My view is the best way to think about Fairfax's history over the past 40 years is through the lens of 5 completely different companies - each one had a very different business model (what was actually driving earnings at the time). And, of course, earnings is the key. 

 

Looking at past versions of the company (and valuations like P/BV) and then using that as a core input to understand and value the company today is really problematic (IMHO). And that is because too many important things have changed at the company. This exact issue has been tripping up many smart investors for the past 5 years - Fairfax's colourful history is messing them up. It is stopping them from being able to look at the company with fresh eyes - to understand and value it for what it is today (unencumbered by its past).

 

Charlie Munger was the master at understanding psychological biases - and how they constantly trip up investors. Fairfax is a real life example of this - it is tripping up people on this board. Is it any wonder the rest of the investing community is having such a hard time 'getting it' when it comes to understanding and valuing Fairfax? This is such a fascinating topic!   

 

Example: Druckenmiller talked about how he got his big break in his mid-20's. His boss at the time promoted him ahead of older and much more experienced traders. Why? He was young, smart, fresh and - most importantly - unencumbered by his past (he was a newbie). The older much more experienced traders had just been through some viscous bear markets - on the other side, Druckenmiller's boss knew they would be way too cautious. Lots of investors still have this exact same problem with Fairfax today - they continued to be haunted by its past. Remember this when you read Fairfax's history - there is a good change it is going to mess you up. 

 

Fairfax is like a kid who has been trying to figure out what they want to be when they grow up. Over the decades they kept trying different things. Learning what works and what doesn't. Over the past 5 years it appears Fairfax has finally figured it out - what they want to be. They have grown up right in front of our eyes. More mature. More responsible. Enjoying success. (Does it really help to know about their partying years?)

Edited by Viking
Posted
2 hours ago, patterson said:

While P/B may be losing relevance for FFH for many reasons (for example, as FV/CV grows), wasn’t book value always a flawed metric for insurance companies? Wouldn’t a better measure be adjusted BVPS + float per share – goodwill (part of the cost to acquire float)? That number is (very roughly) $2450 usd per share.

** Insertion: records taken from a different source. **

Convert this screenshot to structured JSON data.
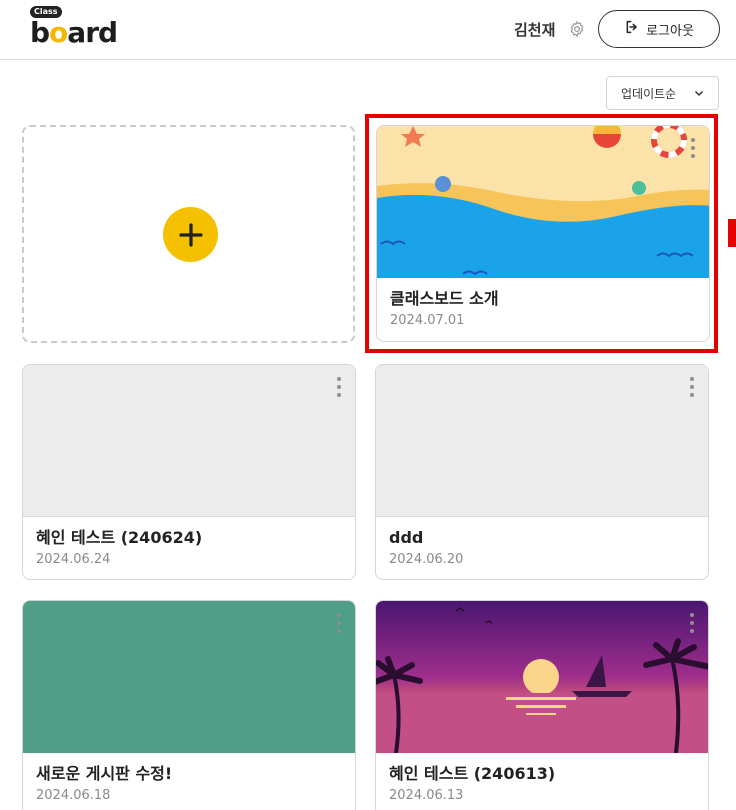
{
  "app": {
    "logo_badge": "Class",
    "logo_text_b": "b",
    "logo_text_o": "o",
    "logo_text_rest": "ard"
  },
  "header": {
    "user_name": "김천재",
    "logout_label": "로그아웃"
  },
  "sort": {
    "selected": "업데이트순"
  },
  "boards": [
    {
      "title": "클래스보드 소개",
      "date": "2024.07.01",
      "thumbnail": "beach"
    },
    {
      "title": "혜인 테스트 (240624)",
      "date": "2024.06.24",
      "thumbnail": "blank"
    },
    {
      "title": "ddd",
      "date": "2024.06.20",
      "thumbnail": "blank"
    },
    {
      "title": "새로운 게시판 수정!",
      "date": "2024.06.18",
      "thumbnail": "teal"
    },
    {
      "title": "혜인 테스트 (240613)",
      "date": "2024.06.13",
      "thumbnail": "sunset"
    }
  ],
  "colors": {
    "accent": "#f5c000",
    "highlight": "#e60000",
    "teal": "#4e9e88"
  },
  "icons": {
    "gear": "gear-icon",
    "logout": "logout-icon",
    "add": "plus-icon",
    "more": "kebab-icon"
  }
}
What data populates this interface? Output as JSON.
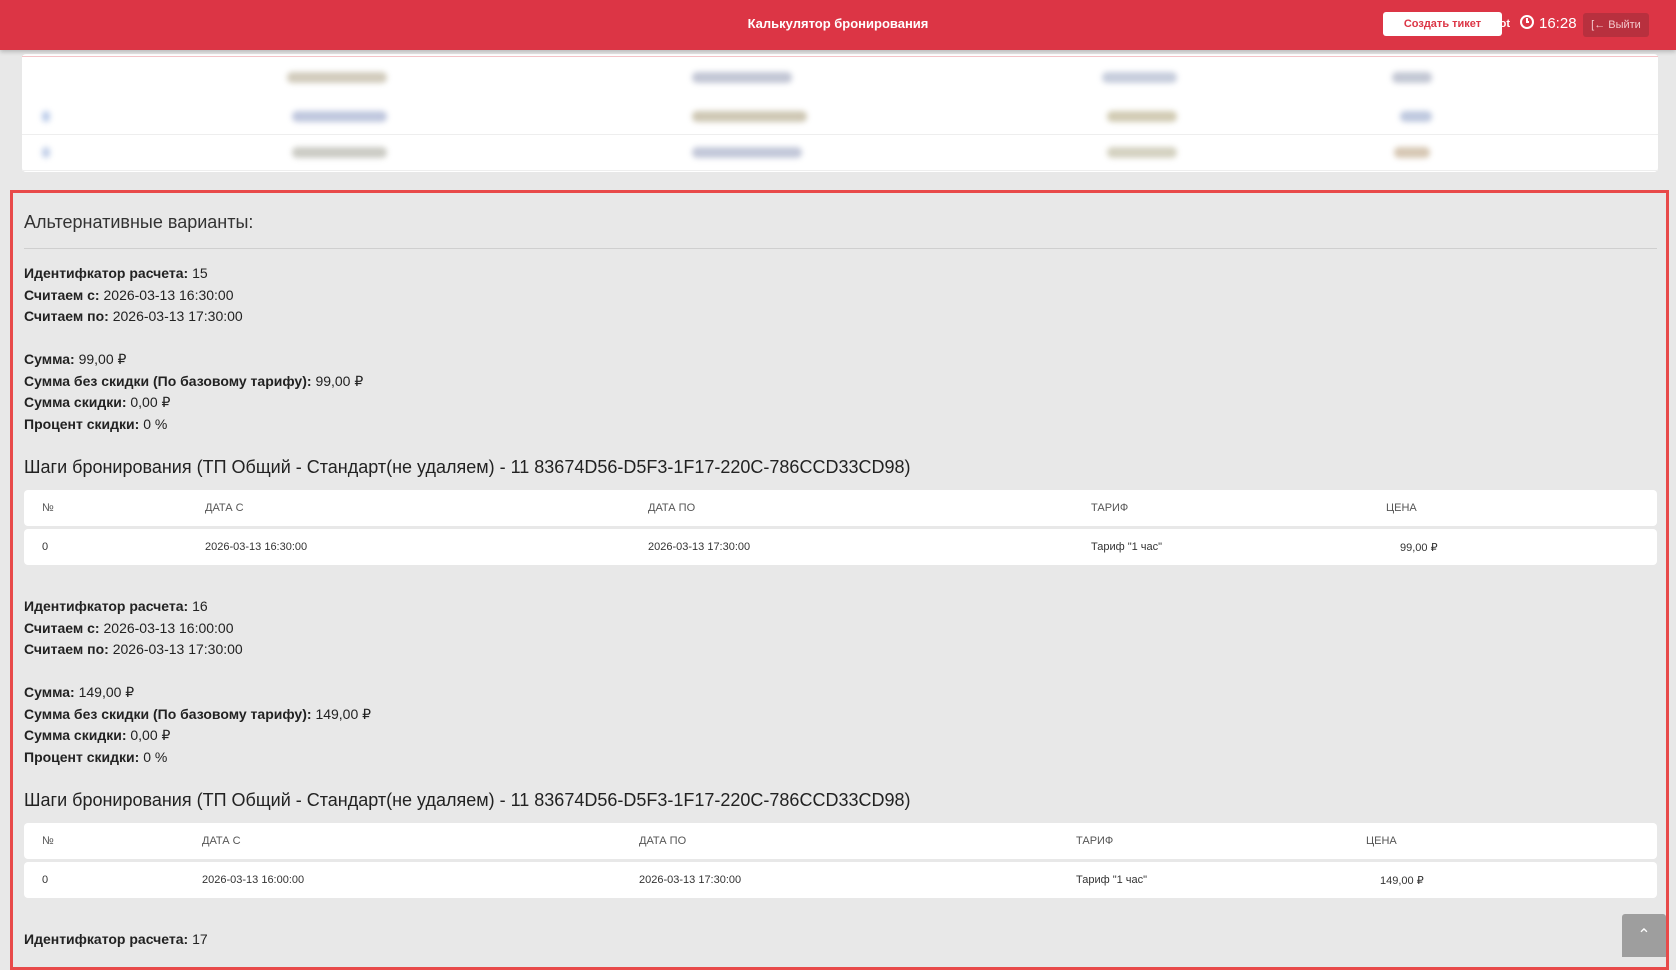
{
  "header": {
    "title": "Калькулятор бронирования",
    "create_ticket_label": "Создать тикет",
    "user": "Root",
    "time": "16:28",
    "logout_label": "Выйти"
  },
  "alternatives": {
    "title": "Альтернативные варианты:",
    "labels": {
      "calc_id": "Идентифкатор расчета:",
      "from": "Считаем с:",
      "to": "Считаем по:",
      "sum": "Сумма:",
      "sum_no_discount": "Сумма без скидки (По базовому тарифу):",
      "discount_sum": "Сумма скидки:",
      "discount_percent": "Процент скидки:"
    },
    "table_headers": [
      "№",
      "ДАТА С",
      "ДАТА ПО",
      "ТАРИФ",
      "ЦЕНА"
    ],
    "variants": [
      {
        "calc_id": "15",
        "from": "2026-03-13 16:30:00",
        "to": "2026-03-13 17:30:00",
        "sum": "99,00 ₽",
        "sum_no_discount": "99,00 ₽",
        "discount_sum": "0,00 ₽",
        "discount_percent": "0 %",
        "steps_title": "Шаги бронирования (ТП Общий - Стандарт(не удаляем) - 11 83674D56-D5F3-1F17-220C-786CCD33CD98)",
        "rows": [
          {
            "n": "0",
            "from": "2026-03-13 16:30:00",
            "to": "2026-03-13 17:30:00",
            "tariff": "Тариф \"1 час\"",
            "price": "99,00 ₽"
          }
        ]
      },
      {
        "calc_id": "16",
        "from": "2026-03-13 16:00:00",
        "to": "2026-03-13 17:30:00",
        "sum": "149,00 ₽",
        "sum_no_discount": "149,00 ₽",
        "discount_sum": "0,00 ₽",
        "discount_percent": "0 %",
        "steps_title": "Шаги бронирования (ТП Общий - Стандарт(не удаляем) - 11 83674D56-D5F3-1F17-220C-786CCD33CD98)",
        "rows": [
          {
            "n": "0",
            "from": "2026-03-13 16:00:00",
            "to": "2026-03-13 17:30:00",
            "tariff": "Тариф \"1 час\"",
            "price": "149,00 ₽"
          }
        ]
      },
      {
        "calc_id": "17"
      }
    ]
  },
  "icons": {
    "clock": "clock-icon",
    "logout": "sign-out-icon",
    "scroll_top": "chevron-up-icon"
  },
  "colors": {
    "brand": "#dc3545",
    "highlight": "#e84a4a",
    "background": "#e8e8e8"
  }
}
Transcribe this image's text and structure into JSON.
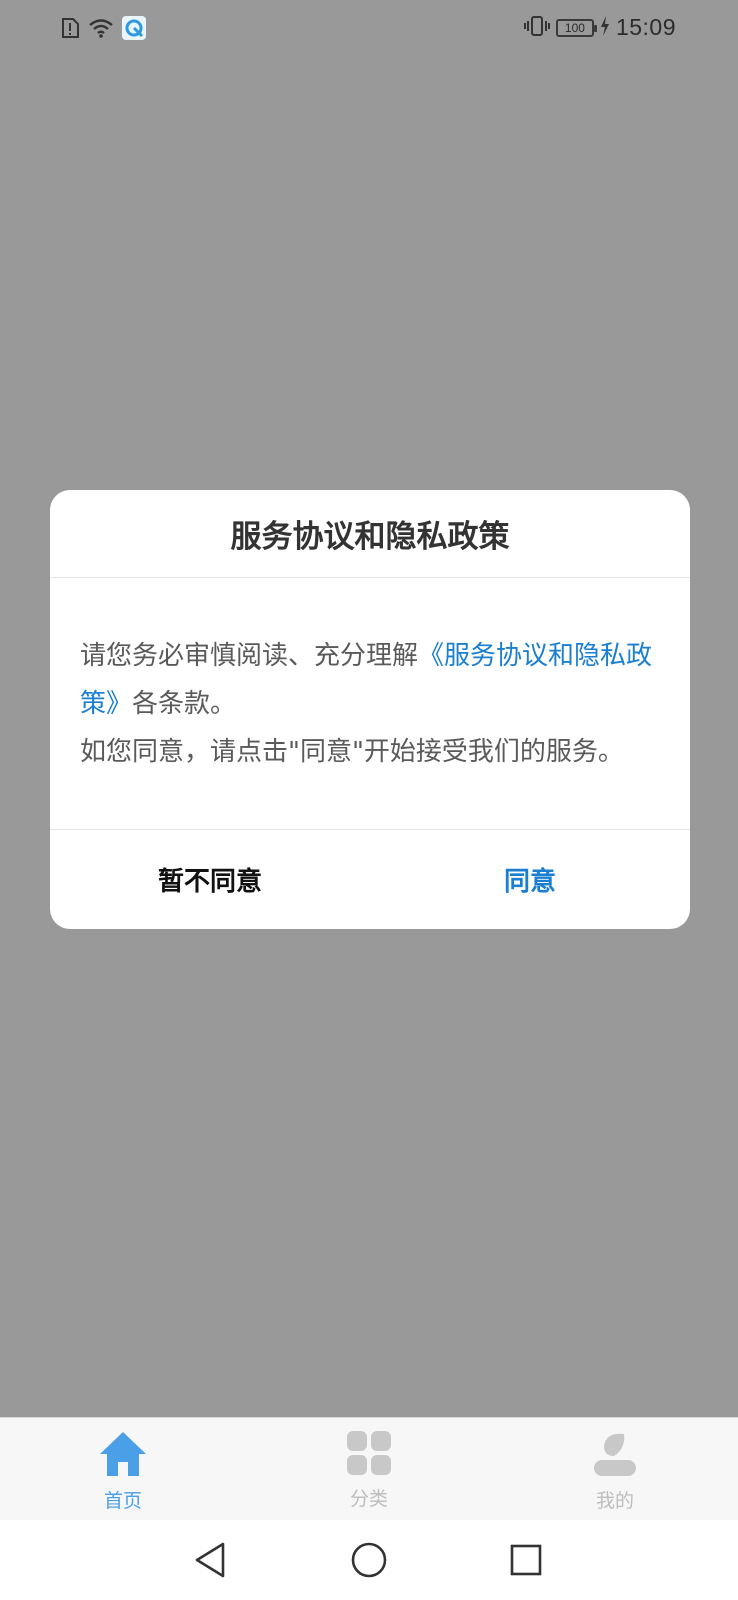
{
  "status_bar": {
    "time": "15:09",
    "battery_level": "100",
    "icons": [
      "sim-alert-icon",
      "wifi-icon",
      "app-notification-icon",
      "vibrate-icon",
      "battery-icon",
      "charging-icon"
    ]
  },
  "dialog": {
    "title": "服务协议和隐私政策",
    "body_intro": "请您务必审慎阅读、充分理解",
    "body_link": "《服务协议和隐私政策》",
    "body_after_link": "各条款。",
    "body_line2": "如您同意，请点击\"同意\"开始接受我们的服务。",
    "decline_label": "暂不同意",
    "agree_label": "同意"
  },
  "tabbar": {
    "tabs": [
      {
        "label": "首页",
        "icon": "home-icon",
        "active": true
      },
      {
        "label": "分类",
        "icon": "grid-icon",
        "active": false
      },
      {
        "label": "我的",
        "icon": "user-icon",
        "active": false
      }
    ]
  },
  "navbar": {
    "icons": [
      "back-icon",
      "home-circle-icon",
      "recents-icon"
    ]
  },
  "colors": {
    "overlay": "#999999",
    "accent": "#1a7fd0",
    "tab_active": "#4a9fe6",
    "tab_inactive": "#c8c8c8"
  }
}
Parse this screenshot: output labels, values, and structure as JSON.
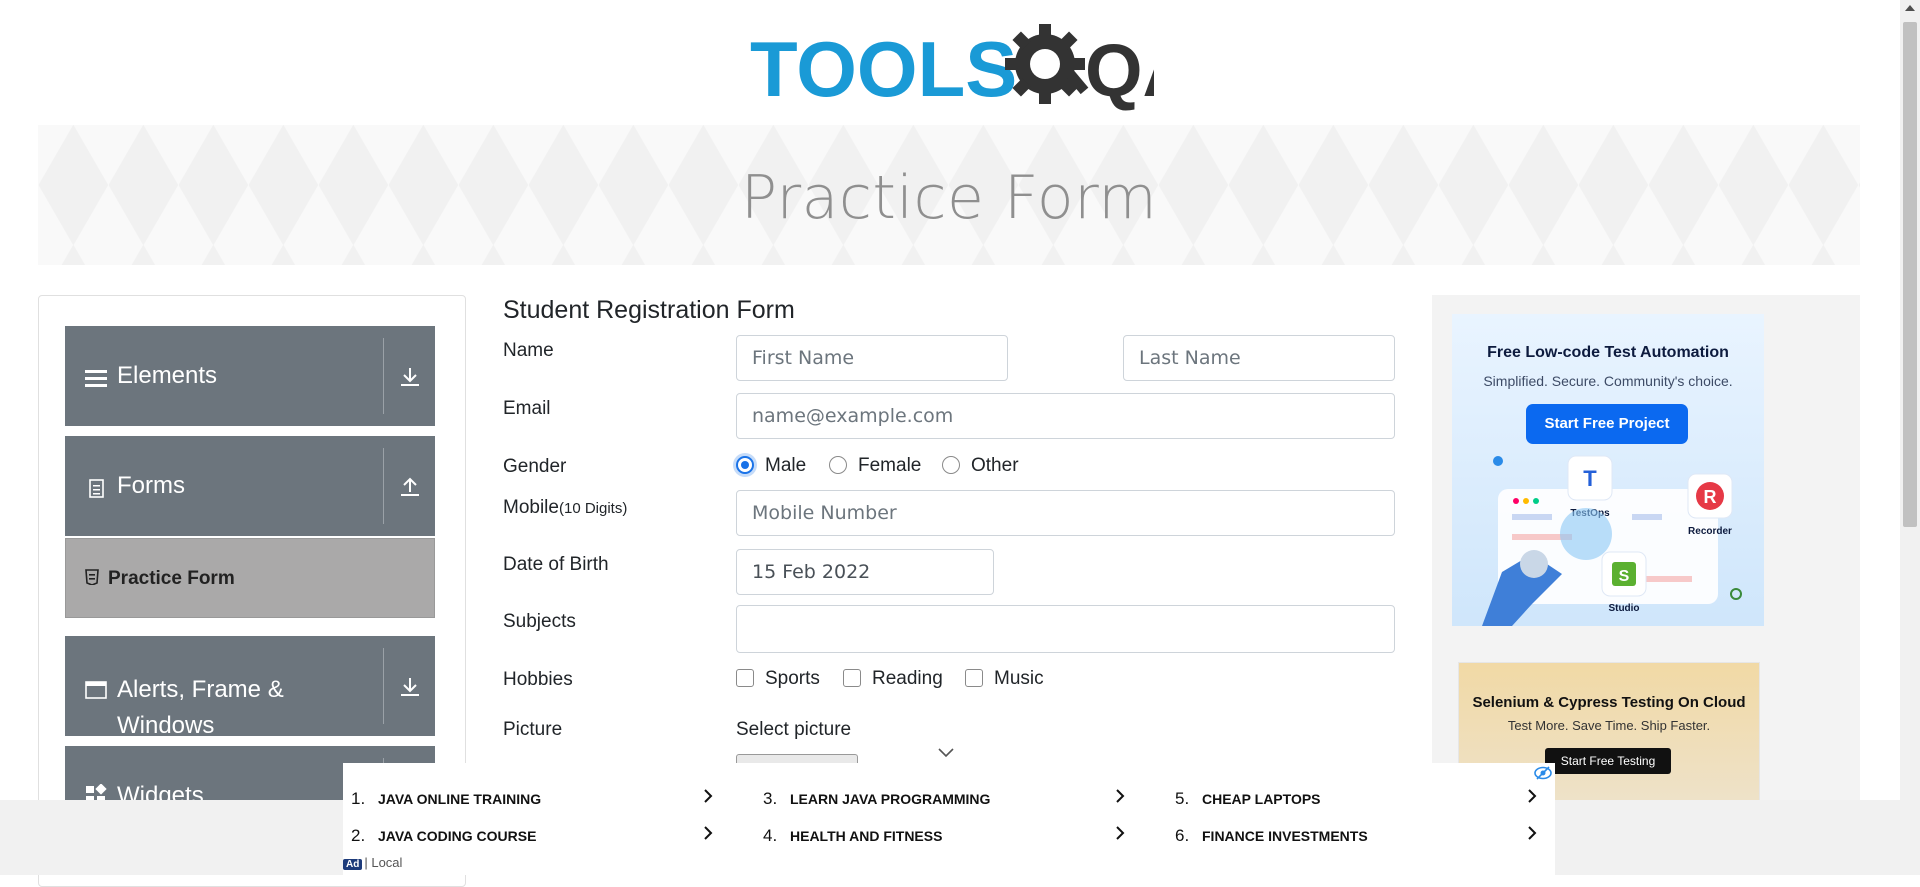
{
  "header": {
    "logo_text_primary": "TOOLS",
    "logo_text_secondary": "QA"
  },
  "banner": {
    "title": "Practice Form"
  },
  "sidebar": {
    "groups": [
      {
        "label": "Elements",
        "icon": "hamburger-icon",
        "arrow": "download-icon"
      },
      {
        "label": "Forms",
        "icon": "document-icon",
        "arrow": "upload-icon"
      },
      {
        "label_line1": "Alerts, Frame &",
        "label_line2": "Windows",
        "icon": "window-icon",
        "arrow": "download-icon"
      },
      {
        "label": "Widgets",
        "icon": "widgets-icon"
      }
    ],
    "active_item": {
      "label": "Practice Form",
      "icon": "badge-icon"
    }
  },
  "form": {
    "title": "Student Registration Form",
    "name": {
      "label": "Name",
      "first_placeholder": "First Name",
      "last_placeholder": "Last Name"
    },
    "email": {
      "label": "Email",
      "placeholder": "name@example.com"
    },
    "gender": {
      "label": "Gender",
      "options": [
        "Male",
        "Female",
        "Other"
      ],
      "selected": "Male"
    },
    "mobile": {
      "label": "Mobile",
      "hint": "(10 Digits)",
      "placeholder": "Mobile Number"
    },
    "dob": {
      "label": "Date of Birth",
      "value": "15 Feb 2022"
    },
    "subjects": {
      "label": "Subjects",
      "value": ""
    },
    "hobbies": {
      "label": "Hobbies",
      "options": [
        "Sports",
        "Reading",
        "Music"
      ]
    },
    "picture": {
      "label": "Picture",
      "button_label": "Select picture"
    }
  },
  "ads": {
    "right_top": {
      "title": "Free Low-code Test Automation",
      "subtitle": "Simplified. Secure. Community's choice.",
      "button": "Start Free Project",
      "labels": [
        "TestOps",
        "Recorder",
        "Studio"
      ]
    },
    "right_bottom": {
      "title": "Selenium & Cypress Testing On Cloud",
      "subtitle": "Test More. Save Time. Ship Faster.",
      "button": "Start Free Testing"
    },
    "bottom_links": [
      {
        "num": "1.",
        "text": "JAVA ONLINE TRAINING"
      },
      {
        "num": "3.",
        "text": "LEARN JAVA PROGRAMMING"
      },
      {
        "num": "5.",
        "text": "CHEAP LAPTOPS"
      },
      {
        "num": "2.",
        "text": "JAVA CODING COURSE"
      },
      {
        "num": "4.",
        "text": "HEALTH AND FITNESS"
      },
      {
        "num": "6.",
        "text": "FINANCE INVESTMENTS"
      }
    ],
    "footer_badge": "Ad",
    "footer_text": "| Local"
  },
  "colors": {
    "brand_blue": "#1a9ad6",
    "brand_dark": "#333333",
    "sidebar_bg": "#6c757d",
    "active_item_bg": "#aaa9a9",
    "radio_accent": "#1a73e8"
  }
}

P/B matters for balance sheet businesses but it should be looked at in conjunction with ROE. Assets that are marked below FV but are earning an appropriate return will increase ROE all else being equal. The relationship between the BV and ROE should be exponential. At a 10% ROE a P/B of 1x makes sense for a 10% required return. At a 20% ROE P/B should be much higher than 2x because the compounding effect over time of the return on incremental capital. 
 

For Fairfax, I use BVPS + float, 15x earnings and 2.5x BVPS to triangulate intrinsic value. 

 

  • Like 1
Posted
46 minutes ago, Viking said:

Fairfax is like a kid who has been trying to figure out what they want to be when they grow up. Over the decades they kept trying different things. Learning what works and what doesn't. Over the past 5 years it appears Fairfax has finally figured it out - what they want to be. They have grown up right in front of our eyes. More mature. More responsible. Enjoying success. (Does it really help to know about their partying years?)


This is really profound. A lot of investors like to invest based on analogs and so they look at charts to get comfort on what might come next even if all of the facts have changed.